# A question about the popularity of Opera in Mongolia.



## obwan (Oct 24, 2011)

Did you know that Mongolia has an opera? Neither did I.

I found this clip while searching for triumphal march from Aida.





Judging by the quality of music and staging, I'd say that opera is probably quite popular there. For them to be able to mount such an amazing production, in a country with just 4 million people its pretty amazing. But however, judging from the applause, it seems to be in a rather small theater with limited seating capacity, and possibly only half full.

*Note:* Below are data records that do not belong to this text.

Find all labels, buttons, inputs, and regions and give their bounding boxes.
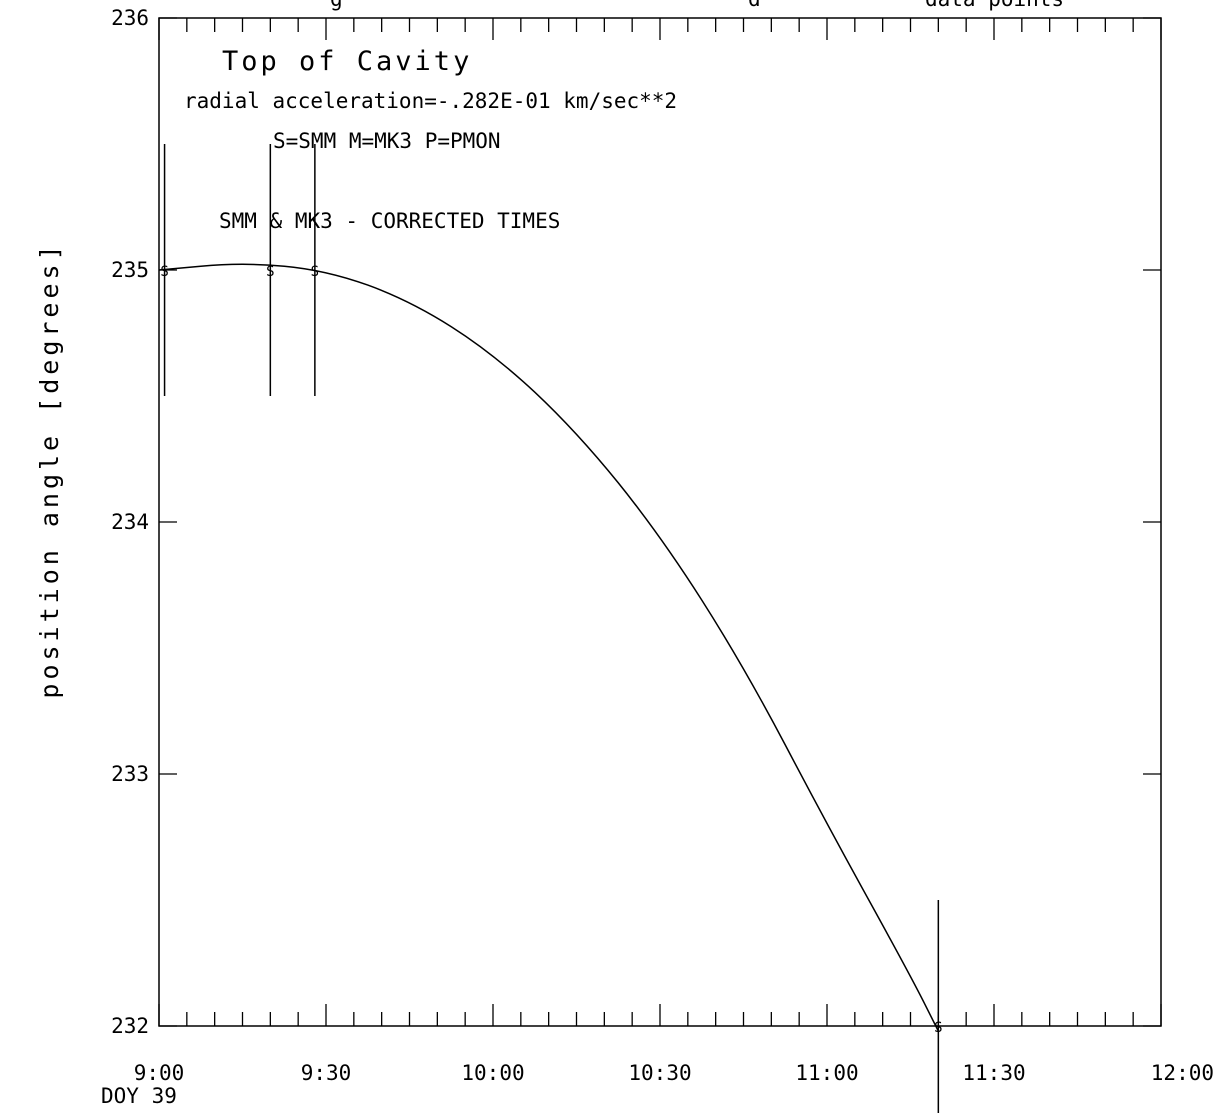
x-tick-label: 9:30 bbox=[301, 1061, 352, 1085]
plot-frame bbox=[158, 17, 1162, 1027]
x-tick-labels: 9:00 9:30 10:00 10:30 11:00 11:30 12:00 bbox=[134, 1061, 1214, 1085]
x-tick-label: 11:30 bbox=[962, 1061, 1025, 1085]
x-tick-label: 11:00 bbox=[795, 1061, 858, 1085]
x-sublabel: DOY 39 bbox=[101, 1084, 177, 1108]
header-fragment-3: data points bbox=[925, 0, 1064, 11]
x-tick-label: 10:00 bbox=[461, 1061, 524, 1085]
y-tick-label: 236 bbox=[111, 6, 149, 30]
annotation-legend: S=SMM M=MK3 P=PMON bbox=[273, 129, 501, 153]
y-tick-label: 232 bbox=[111, 1014, 149, 1038]
x-tick-label: 10:30 bbox=[628, 1061, 691, 1085]
axis-ticks bbox=[158, 17, 1162, 1027]
fit-curve bbox=[158, 263, 939, 1032]
chart-title: Top of Cavity bbox=[222, 46, 472, 77]
annotation-corrected-times: SMM & MK3 - CORRECTED TIMES bbox=[219, 209, 560, 233]
data-points: S S S S bbox=[160, 144, 943, 1113]
annotation-acceleration: radial acceleration=-.282E-01 km/sec**2 bbox=[184, 89, 677, 113]
y-tick-labels: 232 233 234 235 236 bbox=[111, 6, 149, 1038]
y-tick-label: 235 bbox=[111, 258, 149, 282]
data-point-marker: S bbox=[160, 264, 168, 280]
header-fragment-1: g bbox=[330, 0, 343, 11]
x-tick-label: 12:00 bbox=[1151, 1061, 1214, 1085]
data-point-marker: S bbox=[934, 1020, 942, 1036]
data-point-marker: S bbox=[266, 264, 274, 280]
y-tick-label: 234 bbox=[111, 510, 149, 534]
x-tick-label: 9:00 bbox=[134, 1061, 185, 1085]
y-axis-label: position angle [degrees] bbox=[35, 241, 64, 698]
y-tick-label: 233 bbox=[111, 762, 149, 786]
header-fragment-2: d bbox=[748, 0, 761, 11]
data-point-marker: S bbox=[311, 264, 319, 280]
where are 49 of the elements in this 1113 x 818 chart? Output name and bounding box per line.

How are they able to afford to mount full scale productions? Are there a lot of extremely rich patrons in that country? Is the overall population of UlanBaatar relatively wealthy? What is their economy based on? Was it a touring production? The ballet does seem staged very similarily to that of the mets '89 production which you can watch here:


----------



## Cavaradossi (Aug 2, 2012)

Fascinating!

Mongolia was a Soviet satellite for much of the 20th century, so it probably originated with the Russian influence. Similarly, for a long time and maybe still, many US ballet companies were peppered with defectors from Cuba's stellar ballet program.


----------



## tyroneslothrop (Sep 5, 2012)

obwan said:


> Did you know that Mongolia has an opera? Neither did I.


Even more shocking--neither did Operabase!


----------